Sotto i molti omissis sull’area Falck sopravvive una manciata di righe sull’iniziale tandem (poi però sfumato) tra Pasini e il gigante delle coop rosse Ccc (1,2 miliardi di euro di appalti), il cui vicepresidente Omer Degli Esposti è indagato per concussione, al pari dei consulenti Francesco Agnello e Giampaolo Salami, nell’ipotesi che li abbia imposti al costruttore, il quale li retribuì nel 2002-2004 per «consulenze» con 2 milioni e 400.000 euro in 4 fatture: «Francesco Agnello, rappresentante di politici di area di centrosinistra, si era proposto come mediatore tra noi e le coop. Mi fu presentato da Degli Esposti.
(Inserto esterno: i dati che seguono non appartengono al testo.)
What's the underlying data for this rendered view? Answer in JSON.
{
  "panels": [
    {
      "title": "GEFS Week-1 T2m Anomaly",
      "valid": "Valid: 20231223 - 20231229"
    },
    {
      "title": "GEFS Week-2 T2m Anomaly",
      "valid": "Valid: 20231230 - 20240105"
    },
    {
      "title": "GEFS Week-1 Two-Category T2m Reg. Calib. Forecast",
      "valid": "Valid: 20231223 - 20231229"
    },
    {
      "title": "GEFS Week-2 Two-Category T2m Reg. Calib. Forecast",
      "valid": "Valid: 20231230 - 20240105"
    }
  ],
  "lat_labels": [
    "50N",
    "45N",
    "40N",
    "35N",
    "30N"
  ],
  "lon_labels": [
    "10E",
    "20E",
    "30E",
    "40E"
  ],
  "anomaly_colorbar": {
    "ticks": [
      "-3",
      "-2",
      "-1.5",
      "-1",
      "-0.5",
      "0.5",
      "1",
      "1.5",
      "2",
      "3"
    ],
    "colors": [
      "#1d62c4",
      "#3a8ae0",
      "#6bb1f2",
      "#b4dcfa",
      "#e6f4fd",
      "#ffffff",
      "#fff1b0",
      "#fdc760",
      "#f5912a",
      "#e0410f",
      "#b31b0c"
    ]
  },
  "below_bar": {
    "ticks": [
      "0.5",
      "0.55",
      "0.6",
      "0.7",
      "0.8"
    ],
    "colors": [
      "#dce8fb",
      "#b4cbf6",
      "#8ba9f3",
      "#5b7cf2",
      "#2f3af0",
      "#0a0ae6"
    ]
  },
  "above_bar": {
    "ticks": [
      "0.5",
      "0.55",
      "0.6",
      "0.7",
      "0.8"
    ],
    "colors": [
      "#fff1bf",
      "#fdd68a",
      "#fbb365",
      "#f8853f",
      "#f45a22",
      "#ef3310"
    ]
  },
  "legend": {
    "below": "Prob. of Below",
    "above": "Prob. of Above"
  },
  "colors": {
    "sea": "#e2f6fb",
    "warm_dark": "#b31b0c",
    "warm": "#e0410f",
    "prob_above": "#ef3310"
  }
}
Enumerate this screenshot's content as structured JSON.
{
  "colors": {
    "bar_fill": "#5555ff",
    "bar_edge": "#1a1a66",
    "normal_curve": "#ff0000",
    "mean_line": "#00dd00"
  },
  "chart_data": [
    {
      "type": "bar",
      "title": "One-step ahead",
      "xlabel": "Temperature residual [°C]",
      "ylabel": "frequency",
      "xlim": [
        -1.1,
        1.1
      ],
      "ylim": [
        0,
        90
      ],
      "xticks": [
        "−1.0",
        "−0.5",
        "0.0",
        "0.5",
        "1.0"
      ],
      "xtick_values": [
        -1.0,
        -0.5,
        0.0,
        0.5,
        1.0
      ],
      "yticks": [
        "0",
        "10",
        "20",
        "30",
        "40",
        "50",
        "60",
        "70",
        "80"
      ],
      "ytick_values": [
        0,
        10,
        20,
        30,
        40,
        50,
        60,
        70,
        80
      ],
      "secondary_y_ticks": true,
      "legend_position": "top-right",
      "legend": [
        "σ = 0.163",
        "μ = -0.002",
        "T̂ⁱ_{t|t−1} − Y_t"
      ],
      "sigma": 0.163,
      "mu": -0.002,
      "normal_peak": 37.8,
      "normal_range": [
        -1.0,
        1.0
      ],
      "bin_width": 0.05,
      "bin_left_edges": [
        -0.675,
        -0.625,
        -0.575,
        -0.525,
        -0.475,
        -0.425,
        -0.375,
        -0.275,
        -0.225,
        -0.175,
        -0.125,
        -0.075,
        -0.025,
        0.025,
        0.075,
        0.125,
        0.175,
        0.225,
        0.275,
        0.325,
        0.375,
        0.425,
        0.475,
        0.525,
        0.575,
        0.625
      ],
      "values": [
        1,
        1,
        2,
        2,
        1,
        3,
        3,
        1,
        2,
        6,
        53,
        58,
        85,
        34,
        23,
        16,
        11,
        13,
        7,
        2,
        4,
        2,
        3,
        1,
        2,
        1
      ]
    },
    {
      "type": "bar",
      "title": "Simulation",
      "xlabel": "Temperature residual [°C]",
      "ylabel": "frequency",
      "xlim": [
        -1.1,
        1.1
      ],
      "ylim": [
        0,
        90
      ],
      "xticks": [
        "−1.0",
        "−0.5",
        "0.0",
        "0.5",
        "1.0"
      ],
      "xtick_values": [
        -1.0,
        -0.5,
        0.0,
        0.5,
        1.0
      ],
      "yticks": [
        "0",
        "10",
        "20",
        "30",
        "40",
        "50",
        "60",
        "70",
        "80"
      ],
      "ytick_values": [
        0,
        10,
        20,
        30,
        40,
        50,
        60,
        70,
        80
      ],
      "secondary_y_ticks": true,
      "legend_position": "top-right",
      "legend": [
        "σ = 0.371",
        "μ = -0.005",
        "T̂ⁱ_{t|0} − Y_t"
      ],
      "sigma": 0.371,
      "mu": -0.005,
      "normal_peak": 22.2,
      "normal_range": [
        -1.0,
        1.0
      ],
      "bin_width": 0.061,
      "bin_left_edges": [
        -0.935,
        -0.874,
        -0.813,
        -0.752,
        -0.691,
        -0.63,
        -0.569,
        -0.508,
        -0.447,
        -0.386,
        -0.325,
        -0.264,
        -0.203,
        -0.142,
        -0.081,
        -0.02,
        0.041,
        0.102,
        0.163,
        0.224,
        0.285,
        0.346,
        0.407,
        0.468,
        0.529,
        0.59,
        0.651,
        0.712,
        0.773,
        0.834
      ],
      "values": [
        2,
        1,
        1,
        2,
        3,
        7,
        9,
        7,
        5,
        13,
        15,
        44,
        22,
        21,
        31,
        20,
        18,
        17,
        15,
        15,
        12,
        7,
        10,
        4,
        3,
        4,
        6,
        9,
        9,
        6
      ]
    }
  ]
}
La somma che ho pagato a Francesco Agnello mi è stata indicata credo da entrambi: mi sono determinato a versarla— dice Pasini— perché non potevo contraddire le cooperative se non rischiando di affossare totalmente l’operazione, e questo perché, a mio giudizio, le cooperative emiliane sono il braccio armato del partito e dunque non era opportuno litigare con le stesse» .
La perizia dei pm di Milano: Serravalle, il prezzo era congruo Penati e Di Caterina, insieme al top manager Bruno Binasco della holding di Marcellino Gavio, sono indagati anche in relazione a 2 milioni di euro che Binasco nel 2008 versò come caparra a Di Caterina per l’acquisto di un immobile di cui però poi lasciò scadere l’opzione valida fino alla fine del 2010: per l’accusa sarebbe stata la «maschera» di un finanziamento illecito al partito di Penati, sulla falsa riga di quanto il 26 aprile 2010 Di Caterina scrisse a Penati e Binasco, in una lettera sequestrata dalla Guardia di Finanza di Milano, per chiedere la restituzione delle «notevoli dazioni di denaro a Penati dal 1999» .
 Perciò da giorni si è riaccesa l’attenzione sul 2005, quando la Provincia di Milano presieduta da Penati acquisì dal gruppo Gavio-Binasco il 15% della società  autostradale «Milano Serravalle» al prezzo di 8,9 euro per ciascuna azione che Gavio aveva comprato a 2,9. L’operazione da 238 milioni, censurata nel 2010 come «priva di qualsiasi utilità » dalla Corte dei conti, già  all’epoca fu criticata da politici come l’ex sindaco pdl Albertini (che presentò un esposto) e da chi la metteva in relazione all’appoggio finanziario (50 milioni) fornito poi da Gavio alla scalata dell’Unipol di Consorte alla Bnl. I pm monzesi Mapelli e Macchia ora hanno chiesto a Milano non tutta l’inchiesta dell’epoca, ma la perizia affidata ai docenti universitari Mario Cattaneo e Gabriele Villa sulla congruità  o meno del prezzo. I consulenti dei pm milanesi rilevarono che, in un’ottica puramente privatistica, il prezzo di 8,9 euro era fuori mercato rispetto a un minimo di 4,91 euro e un massimo di 7,52. Ma ritennero che il prezzo pagato dalla Provincia potesse invece apparire «ragionevole» e «congruo» e frutto di «condizioni economicamente sostenibili» se lo si considerava nell’interesse pubblico della Provincia che, acquisendo quel 15%, si era assicurata la maggioranza assoluta della Serravalle, senza più mediazioni o alleanze con altri soggetti (anche pubblici come il Comune di Milano), esito che a sua volta ne accresceva il valore. Di fronte a queste conclusioni della consulenza, la Procura di Milano si orientò a una richiesta di archiviazione, che però a distanza di 5 anni non è ancora stata avanzata.